Aired on KSDS-FM Jazz88 on 4/1/16
RUN DATES: 3/25/16 – 4/10/16
VENUE: Fruitlessmoon at the White Box, Liberty Station
It may be a definitive classic, but it’s also a gargantuan challenge. Samuel Beckett’s 1953 masterwork, “Waiting for Godot,” is an absurdist tragicomedy. Achieving the right balance is crucial.
Voted by 800 British theatermakers as the most significant English language play of the 20th century, the piece is all about dichotomy and antithesis. It’s about artifice and realism, birth and death, anguish and hope, seriousness and humor.
Many productions have presented its static inaction with vaudevillian brio. Comics such as Bert Lahr, Robin Williams and Steve Martin have played the two central tramps as clowns. Beckett himself once suggested pairing Buster Keaton and Marlon Brando.
The fruitlessmoon theatreworks production, directed and produced by Aimee Greenberg, hasn’t figured out its tone.

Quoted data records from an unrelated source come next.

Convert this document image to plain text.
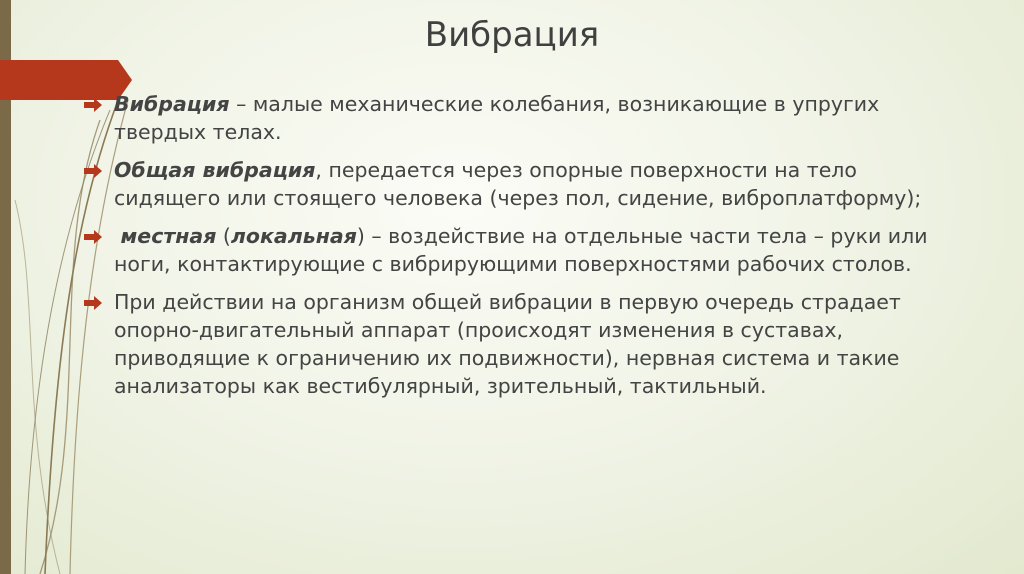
Вибрация
Вибрация – малые механические колебания, возникающие в упругих твердых телах.
Общая вибрация, передается через опорные поверхности на тело сидящего или стоящего человека (через пол, сидение, виброплатформу);
местная (локальная) – воздействие на отдельные части тела – руки или ноги, контактирующие с вибрирующими поверхностями рабочих столов.
При действии на организм общей вибрации в первую очередь страдает опорно-двигательный аппарат (происходят изменения в суставах, приводящие к ограничению их подвижности), нервная система и такие анализаторы как вестибулярный, зрительный, тактильный.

It’s not quite funny enough or tragic enough – though, especially in the first act, it’s excessively loud for the small White Box space it’s in.
The subtext and subtle contradictions could be accentuated: Gogo’s aching feet vs. Didi’s leaky bladder; the reversal of dependence between the master and slave, Pozzo and Lucky, from the first act to the second.
The physical comedy between Tom Steward and Joe Powers, the inseparable duo eternally waiting for the enigmatic Godot, isn’t sufficiently precise. Fred Harlow and Don Loper are more effective as the bombastic, imperious Pozzo and the overburdened, hapless Lucky. Here portrayed as a sad-faced clown, Lucky has one torrent of hyperverbal output, which is presented by Loper with agility to match his rubber-limbed moves. Jordi Bertran is spot-on as the vacant-eyed boy who shows up twice to announce the no-show of Godot and the promise of his appearance tomorrow. There’s always hope within the hopelessness.
This play, with its stark setting removed in space and time, is a haunting contemplation of the condition of Man, the interminable waiting and talking we engage in to fill the inevitable silence. We may spend time with others, but ultimately, we’re each alone.
Beckett’s level of bleak uncertainty and pitch-black comedy perhaps demands too much from some audience members – and some productions.